Artifact content
This artifact highlights practical non-functional testing experience as part of broader QA work. In addition to functional validation, I also worked with JMeter to design and execute load-testing scenarios and to evaluate product behavior under increased usage and stress.
- Tool: Apache JMeter
- Focus: load testing, response time, stability, throughput, concurrency, and performance-related risk visibility
- Practical context: web applications and API-backed systems where functional correctness alone was not enough
The goal of this work was not “run a tool for the sake of it,” but answer useful QA questions such as:
- How does the system behave under higher request volume or concurrent usage?

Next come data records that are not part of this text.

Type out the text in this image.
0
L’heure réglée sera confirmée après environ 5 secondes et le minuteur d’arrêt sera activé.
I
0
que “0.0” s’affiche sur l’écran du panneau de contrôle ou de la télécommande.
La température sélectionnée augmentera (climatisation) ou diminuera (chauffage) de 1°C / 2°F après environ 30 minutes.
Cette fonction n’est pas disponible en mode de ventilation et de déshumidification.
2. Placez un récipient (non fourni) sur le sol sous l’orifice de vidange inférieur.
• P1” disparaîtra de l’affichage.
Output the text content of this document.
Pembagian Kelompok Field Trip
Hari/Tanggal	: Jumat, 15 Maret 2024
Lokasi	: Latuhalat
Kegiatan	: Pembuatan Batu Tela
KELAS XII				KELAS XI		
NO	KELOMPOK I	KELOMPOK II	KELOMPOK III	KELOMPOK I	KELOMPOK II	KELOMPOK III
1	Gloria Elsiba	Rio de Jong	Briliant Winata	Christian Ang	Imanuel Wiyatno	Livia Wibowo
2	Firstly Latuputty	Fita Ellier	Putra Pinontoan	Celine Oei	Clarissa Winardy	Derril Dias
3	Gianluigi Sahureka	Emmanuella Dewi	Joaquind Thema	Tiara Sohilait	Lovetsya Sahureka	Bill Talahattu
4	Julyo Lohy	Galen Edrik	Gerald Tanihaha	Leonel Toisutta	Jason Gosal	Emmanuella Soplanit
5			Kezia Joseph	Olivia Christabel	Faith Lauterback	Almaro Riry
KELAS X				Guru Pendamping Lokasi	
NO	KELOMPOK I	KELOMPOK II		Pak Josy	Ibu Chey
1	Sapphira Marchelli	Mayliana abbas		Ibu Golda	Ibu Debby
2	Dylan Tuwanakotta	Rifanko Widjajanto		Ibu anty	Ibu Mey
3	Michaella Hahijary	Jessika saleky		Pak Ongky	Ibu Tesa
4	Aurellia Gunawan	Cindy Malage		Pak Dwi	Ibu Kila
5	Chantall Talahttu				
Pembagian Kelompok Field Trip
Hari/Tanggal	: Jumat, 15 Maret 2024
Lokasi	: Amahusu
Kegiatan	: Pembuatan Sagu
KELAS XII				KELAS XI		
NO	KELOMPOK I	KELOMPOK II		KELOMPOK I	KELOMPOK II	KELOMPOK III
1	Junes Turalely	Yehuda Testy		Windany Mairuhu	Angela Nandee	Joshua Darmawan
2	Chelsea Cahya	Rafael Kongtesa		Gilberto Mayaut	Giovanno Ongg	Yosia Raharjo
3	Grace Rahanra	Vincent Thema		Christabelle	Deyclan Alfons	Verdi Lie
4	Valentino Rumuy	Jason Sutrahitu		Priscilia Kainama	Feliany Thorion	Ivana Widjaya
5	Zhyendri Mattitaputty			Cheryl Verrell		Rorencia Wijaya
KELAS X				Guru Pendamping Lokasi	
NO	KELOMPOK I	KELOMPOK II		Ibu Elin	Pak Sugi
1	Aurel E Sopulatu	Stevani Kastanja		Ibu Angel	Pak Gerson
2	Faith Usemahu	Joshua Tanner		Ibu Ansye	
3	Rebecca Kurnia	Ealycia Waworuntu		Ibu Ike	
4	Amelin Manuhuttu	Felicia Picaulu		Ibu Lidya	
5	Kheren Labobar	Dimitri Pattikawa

- Do critical flows remain stable when load increases?
- Where do bottlenecks start to appear: client-side wait time, API response latency, backend processing, or supporting infrastructure?
- What non-functional risks should be communicated before release?
In practice, this involved designing load-oriented scenarios, choosing the right target flows, preparing meaningful input data, executing runs, reviewing results, and summarizing findings in a way that supported release and engineering discussion.
This experience complements functional QA work because it shows that quality was evaluated not only from a correctness perspective, but also from a performance and stability perspective. That is especially important for web products where slowdowns, timeouts, or unstable behavior can affect user trust even when functional steps appear correct.
For recruiter review, this artifact supports the claim that my QA background includes both functional and non-functional testing, with hands-on use of JMeter for load-testing scenarios.